Birch Coffee Keeps Growing in NYC with Square Powering the Back End
Birch Coffee just opened its twelfth location in New York City, and the way they’re scaling is actually pretty straightforward—keep the vibe personal, but tighten everything behind the scenes. They’ve been leaning on Square to run most of the operational side, and it’s clearly working.
The brand started back in 2009, founded by two bartenders who didn’t come from the coffee world at all. They kind of learned everything on the fly—sourcing beans, figuring out flavor profiles, building relationships with farmers in South America. Over time, that hands-on approach turned into a real identity. Not just another café, but something more rooted in community and consistency, which is harder to scale than people think.
Now that they’ve grown into a city-wide name, the challenge isn’t just making good coffee—it’s making sure every location feels the same without turning operations into a mess. That’s where the tech shift comes in. Their old POS setup couldn’t keep up anymore, especially with how fast expectations move in a place like New York. So they switched to Square, and from their perspective, it just simplified everything.
Jeremy Lyman, one of the co-founders, basically summed it up in a pretty practical way—easy to use, easy to train staff on, and easy to expand with. And that last part matters a lot when you’re opening new locations regularly. They’re running things like Square Register and Square for Restaurants across their shops, tying in email marketing, gift cards, and even subscriptions for their coffee. It’s all part of one system, which means fewer moving parts breaking at the worst time.
What’s interesting is that they didn’t go fully closed ecosystem either. They’re still plugging into tools like 7shifts for scheduling and even built some custom API integrations. So it’s not about replacing everything—it’s more about having a solid core system that everything else can connect to without friction.

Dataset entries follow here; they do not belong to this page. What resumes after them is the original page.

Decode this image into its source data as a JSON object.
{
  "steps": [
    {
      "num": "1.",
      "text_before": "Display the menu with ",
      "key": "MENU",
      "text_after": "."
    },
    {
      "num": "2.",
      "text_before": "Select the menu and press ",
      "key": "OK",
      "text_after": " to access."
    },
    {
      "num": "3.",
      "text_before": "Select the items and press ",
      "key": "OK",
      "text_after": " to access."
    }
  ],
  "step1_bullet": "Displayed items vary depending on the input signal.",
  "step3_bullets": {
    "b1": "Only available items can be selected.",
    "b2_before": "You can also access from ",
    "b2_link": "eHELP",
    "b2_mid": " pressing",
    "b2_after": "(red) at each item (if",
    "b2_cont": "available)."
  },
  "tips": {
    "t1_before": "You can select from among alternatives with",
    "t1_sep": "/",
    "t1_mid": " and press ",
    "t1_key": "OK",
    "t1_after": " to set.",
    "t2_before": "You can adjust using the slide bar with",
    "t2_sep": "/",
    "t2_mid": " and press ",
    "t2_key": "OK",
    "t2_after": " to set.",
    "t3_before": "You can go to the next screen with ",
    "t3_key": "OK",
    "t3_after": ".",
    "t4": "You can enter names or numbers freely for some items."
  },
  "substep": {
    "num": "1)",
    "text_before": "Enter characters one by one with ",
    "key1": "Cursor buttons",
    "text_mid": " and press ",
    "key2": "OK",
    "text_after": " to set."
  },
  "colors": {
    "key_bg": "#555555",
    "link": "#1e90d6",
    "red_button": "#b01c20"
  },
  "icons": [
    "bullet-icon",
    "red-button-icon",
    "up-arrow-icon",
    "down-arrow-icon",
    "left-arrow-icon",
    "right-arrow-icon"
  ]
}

New York is probably one of the toughest environments to run a coffee business. High volume, tight spaces, constant turnover, and customers who notice everything. If something slows down even slightly, people just walk out and go somewhere else. That’s why reliability and speed matter as much as the product itself.

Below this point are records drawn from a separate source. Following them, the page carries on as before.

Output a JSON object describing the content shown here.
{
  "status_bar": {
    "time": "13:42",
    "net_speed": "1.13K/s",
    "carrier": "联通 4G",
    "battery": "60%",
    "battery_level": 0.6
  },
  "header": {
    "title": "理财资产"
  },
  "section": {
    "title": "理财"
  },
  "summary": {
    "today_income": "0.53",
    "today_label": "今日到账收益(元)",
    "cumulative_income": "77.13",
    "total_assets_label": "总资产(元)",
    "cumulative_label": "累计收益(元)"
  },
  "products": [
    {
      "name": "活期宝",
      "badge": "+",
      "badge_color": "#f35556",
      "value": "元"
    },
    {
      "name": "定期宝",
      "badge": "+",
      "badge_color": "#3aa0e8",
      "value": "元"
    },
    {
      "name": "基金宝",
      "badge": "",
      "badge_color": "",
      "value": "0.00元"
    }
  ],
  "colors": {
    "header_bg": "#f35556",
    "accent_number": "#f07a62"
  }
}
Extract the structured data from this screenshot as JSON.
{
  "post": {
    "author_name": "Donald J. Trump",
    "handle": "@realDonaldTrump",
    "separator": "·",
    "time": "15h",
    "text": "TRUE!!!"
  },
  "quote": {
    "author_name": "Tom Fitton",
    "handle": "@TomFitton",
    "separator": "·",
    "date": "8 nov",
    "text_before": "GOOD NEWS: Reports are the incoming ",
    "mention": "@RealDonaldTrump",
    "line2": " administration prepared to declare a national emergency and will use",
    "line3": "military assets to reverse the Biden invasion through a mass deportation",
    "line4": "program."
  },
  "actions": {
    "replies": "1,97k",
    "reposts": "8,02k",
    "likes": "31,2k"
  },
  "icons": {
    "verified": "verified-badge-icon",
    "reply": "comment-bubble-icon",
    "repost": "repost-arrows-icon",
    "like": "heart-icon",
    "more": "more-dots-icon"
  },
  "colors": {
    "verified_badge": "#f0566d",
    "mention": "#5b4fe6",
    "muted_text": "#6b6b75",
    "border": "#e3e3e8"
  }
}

And Birch seems to have hit that balance. In 2025, they grew 16% year-over-year, which isn’t trivial in a saturated market. It suggests that the combination of strong brand identity and cleaner operations is actually compounding.
Square, on its side, is positioning itself exactly for this kind of operator—independent brands that want to scale without turning into something generic. The pitch is basically: same system works whether you’re running one café or a dozen, without adding layers of complexity. In practice, Birch Coffee is becoming a case study for that model.

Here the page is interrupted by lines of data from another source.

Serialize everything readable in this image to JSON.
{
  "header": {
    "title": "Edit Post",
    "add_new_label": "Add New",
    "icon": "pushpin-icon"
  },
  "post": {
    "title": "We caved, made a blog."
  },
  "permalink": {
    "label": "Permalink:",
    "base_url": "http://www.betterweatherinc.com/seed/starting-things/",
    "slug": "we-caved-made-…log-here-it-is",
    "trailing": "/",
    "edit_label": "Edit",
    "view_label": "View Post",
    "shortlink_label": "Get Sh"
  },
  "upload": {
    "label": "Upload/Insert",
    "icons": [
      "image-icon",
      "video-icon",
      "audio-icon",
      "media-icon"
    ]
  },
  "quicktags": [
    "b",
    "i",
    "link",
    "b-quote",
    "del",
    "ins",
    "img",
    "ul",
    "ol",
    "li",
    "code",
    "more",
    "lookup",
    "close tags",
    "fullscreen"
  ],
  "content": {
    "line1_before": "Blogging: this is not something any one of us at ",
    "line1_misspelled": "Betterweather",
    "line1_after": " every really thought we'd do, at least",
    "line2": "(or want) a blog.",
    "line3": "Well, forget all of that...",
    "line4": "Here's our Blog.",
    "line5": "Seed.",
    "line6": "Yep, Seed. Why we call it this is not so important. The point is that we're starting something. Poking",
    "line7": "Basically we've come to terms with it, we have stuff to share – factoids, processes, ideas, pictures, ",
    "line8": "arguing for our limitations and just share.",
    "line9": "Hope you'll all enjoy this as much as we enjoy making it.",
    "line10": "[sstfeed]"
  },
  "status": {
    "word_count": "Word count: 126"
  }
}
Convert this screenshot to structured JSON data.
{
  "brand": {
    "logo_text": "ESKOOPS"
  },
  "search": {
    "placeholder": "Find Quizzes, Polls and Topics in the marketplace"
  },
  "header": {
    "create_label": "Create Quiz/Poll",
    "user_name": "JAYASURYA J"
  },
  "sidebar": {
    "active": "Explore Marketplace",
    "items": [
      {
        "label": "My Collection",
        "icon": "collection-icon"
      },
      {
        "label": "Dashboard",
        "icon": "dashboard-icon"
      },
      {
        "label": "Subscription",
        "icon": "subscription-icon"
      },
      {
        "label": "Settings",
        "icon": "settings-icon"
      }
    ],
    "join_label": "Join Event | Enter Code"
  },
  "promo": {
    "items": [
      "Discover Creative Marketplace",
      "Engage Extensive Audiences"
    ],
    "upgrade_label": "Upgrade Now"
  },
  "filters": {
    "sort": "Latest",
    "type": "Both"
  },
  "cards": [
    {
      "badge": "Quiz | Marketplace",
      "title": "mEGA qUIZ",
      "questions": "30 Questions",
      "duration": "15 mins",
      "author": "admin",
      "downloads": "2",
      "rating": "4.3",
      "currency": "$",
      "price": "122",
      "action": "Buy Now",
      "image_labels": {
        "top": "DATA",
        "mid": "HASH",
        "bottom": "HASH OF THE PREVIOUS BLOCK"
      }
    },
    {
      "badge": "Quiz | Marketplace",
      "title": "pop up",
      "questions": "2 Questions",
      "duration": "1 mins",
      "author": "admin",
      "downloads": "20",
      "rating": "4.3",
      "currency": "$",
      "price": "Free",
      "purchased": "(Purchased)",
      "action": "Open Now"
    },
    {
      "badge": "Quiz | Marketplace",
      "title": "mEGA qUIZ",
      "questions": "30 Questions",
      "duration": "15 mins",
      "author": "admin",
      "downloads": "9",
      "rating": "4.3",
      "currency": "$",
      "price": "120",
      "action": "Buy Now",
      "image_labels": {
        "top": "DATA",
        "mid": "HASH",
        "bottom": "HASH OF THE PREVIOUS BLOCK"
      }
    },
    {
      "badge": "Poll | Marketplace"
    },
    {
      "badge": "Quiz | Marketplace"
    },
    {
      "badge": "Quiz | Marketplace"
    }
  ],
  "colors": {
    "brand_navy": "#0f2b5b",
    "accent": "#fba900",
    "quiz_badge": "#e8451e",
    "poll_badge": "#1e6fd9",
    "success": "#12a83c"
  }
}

With twelve locations now up and running, they’re still expanding, but not in a rushed way. The focus is still on staying connected to neighborhoods, keeping that original feel intact. The difference now is they’ve got infrastructure that lets them grow without constantly reinventing how the business runs.
That’s usually where things break for small brands trying to scale. Here, at least for now, it looks like they’ve figured out how to avoid that.